Very slow effects (hours-days)

Very slow effects realize mitogenesis and cell reproduction. For example, these effects include

1. Increase in the synthesis of somatomedin in the liver, dependent on growth hormone.

2. Increased growth and proliferation of cells in synergy with somatomedins.

3. Cell transition from the G1 phase to the S phase of the cell cycle.
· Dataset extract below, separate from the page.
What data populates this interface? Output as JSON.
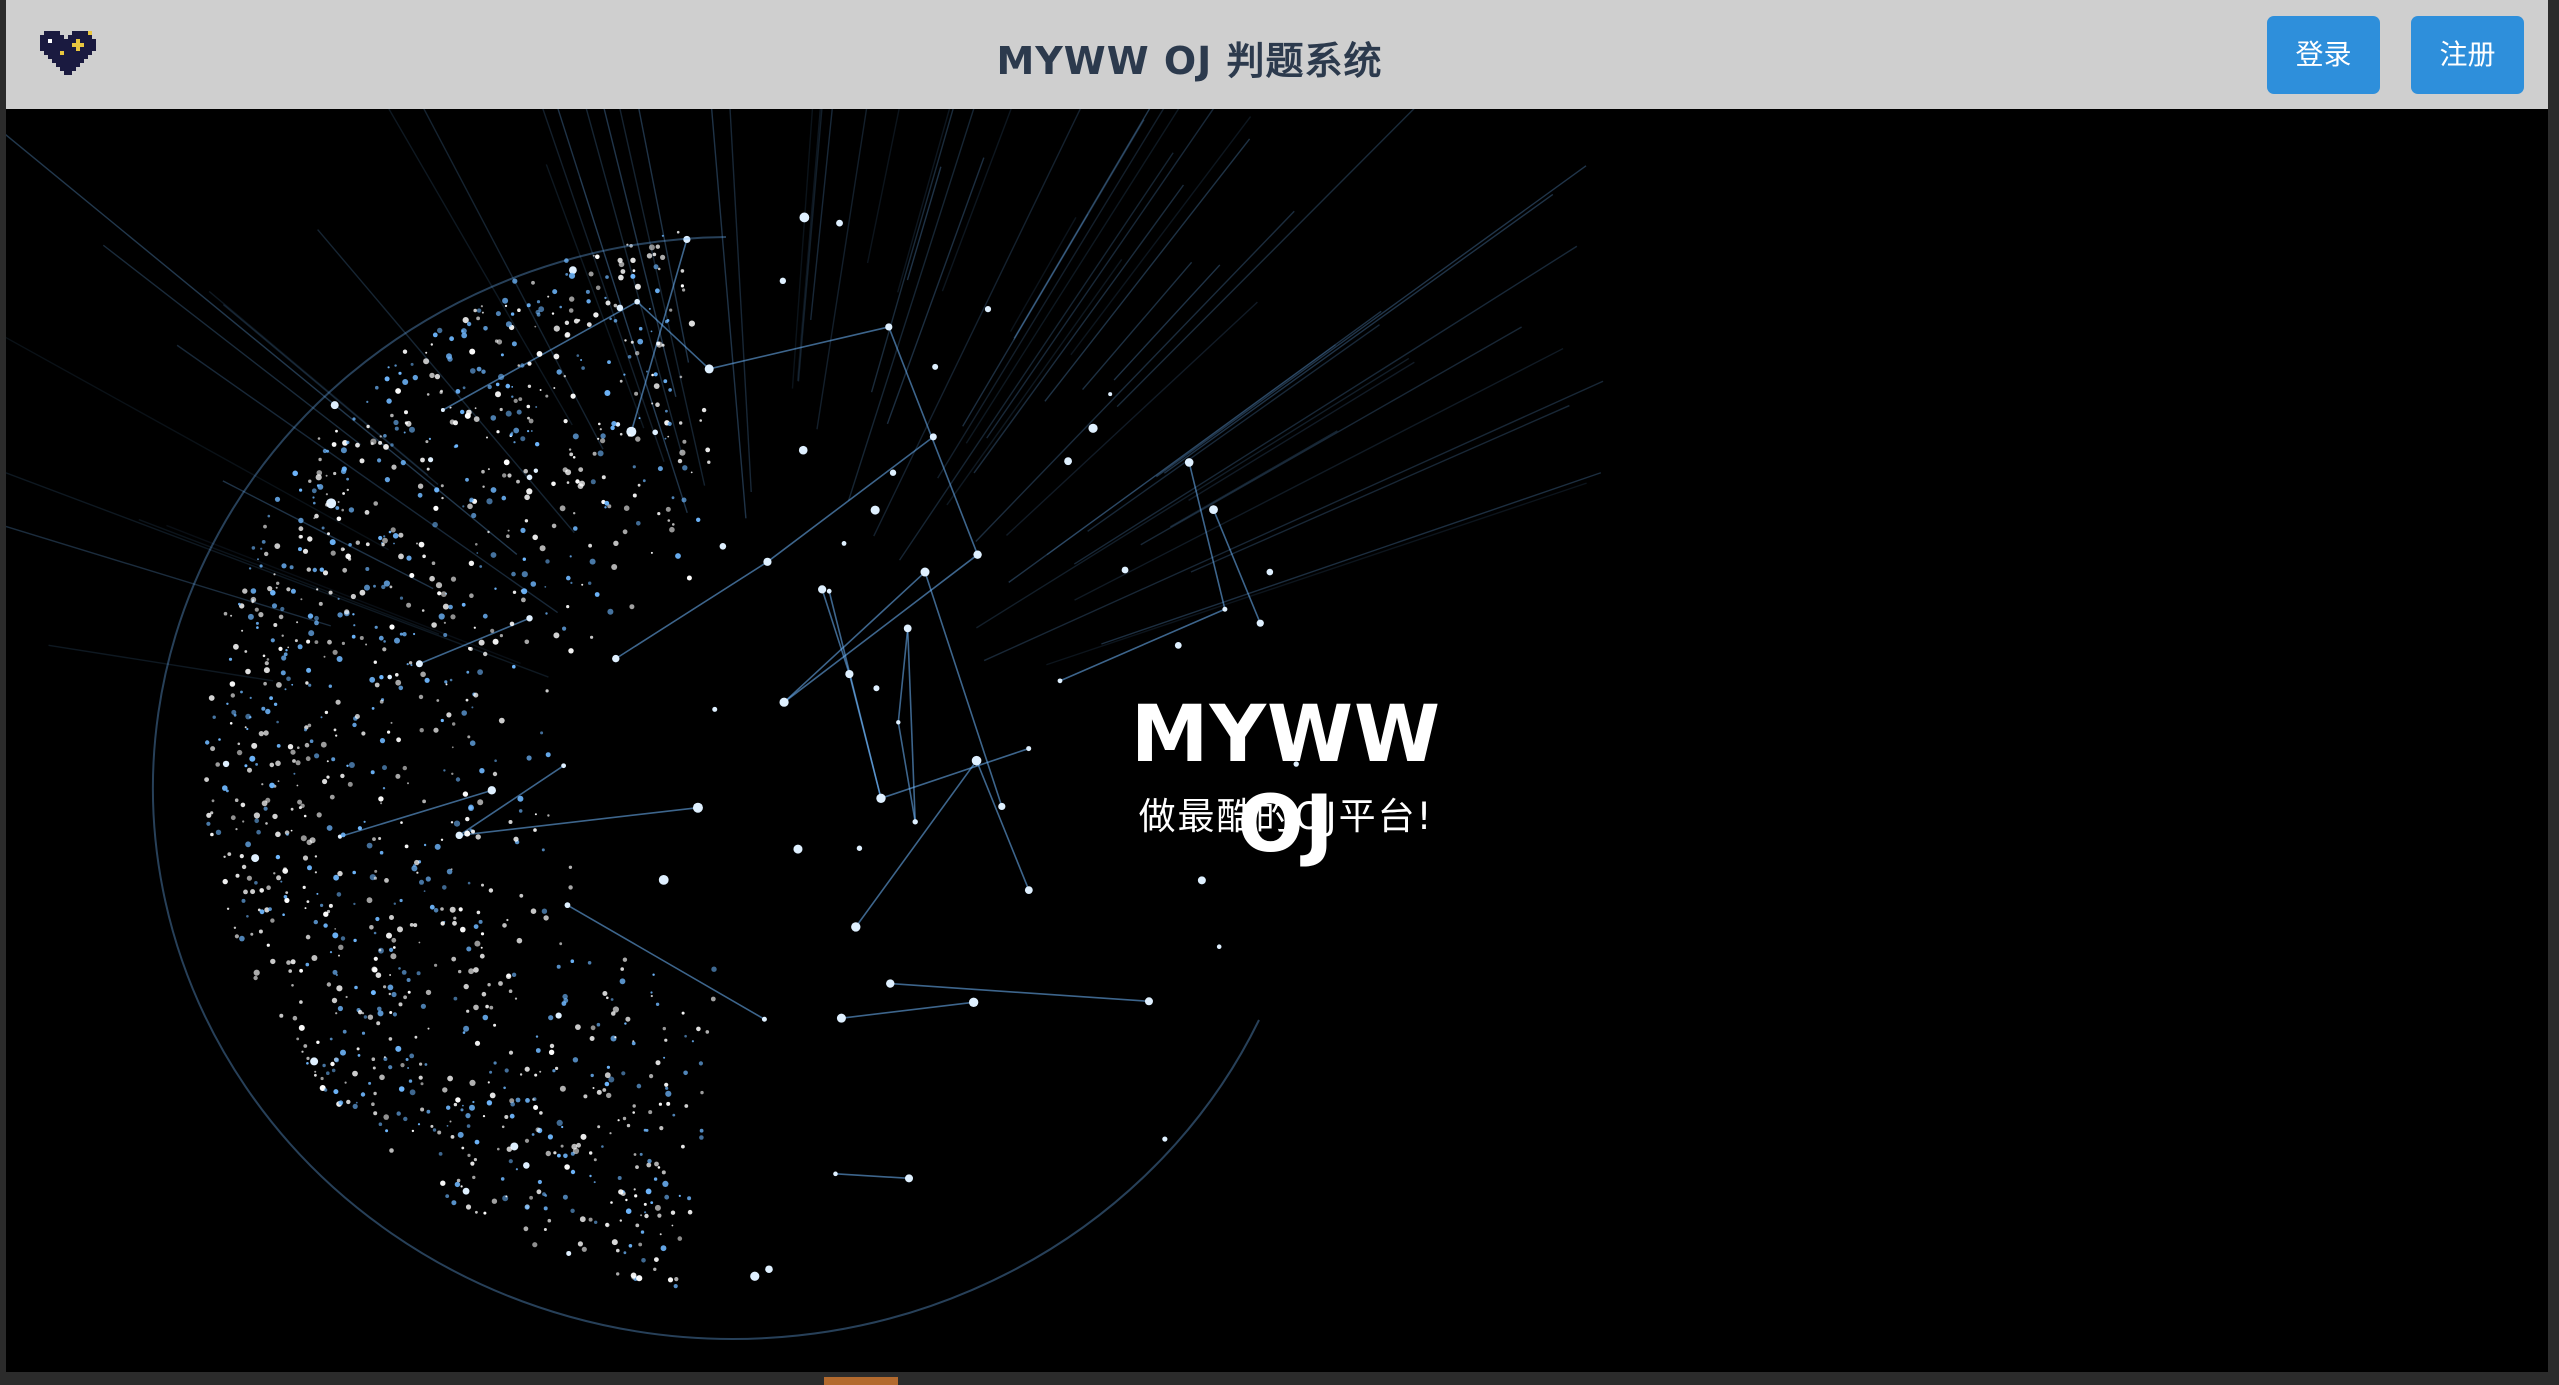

It is the group of slow effects that explains the "paradox" of the presence of insulin resistance of adipocytes (in type 2 diabetes mellitus) and the simultaneous increase in the mass of adipose tissue and the accumulation of lipids in it under the influence of hyperglycemia and insulin.

Insulin inactivation

Removal of insulin from the circulation occurs after its binding to the receptor and subsequent internalization (endocytosis) of the hormone-receptor complex, mainly in liver and muscles. After absorption, the complex is destroyed and protein molecules lysed to free amino acids. In the liver, up to 50% of insulin is captured and destroyed during the first passage of blood flowing from the pancreas. V kidneys insulin is filtered into the primary urine and, after reabsorption in the proximal tubules, is destroyed.

Pathology

Hypofunction

Insulin-dependent and non-insulin dependent diabetes mellitus. For the diagnosis of these pathologies in the clinic, stress tests and the determination of the concentration of insulin and C-peptide are actively used.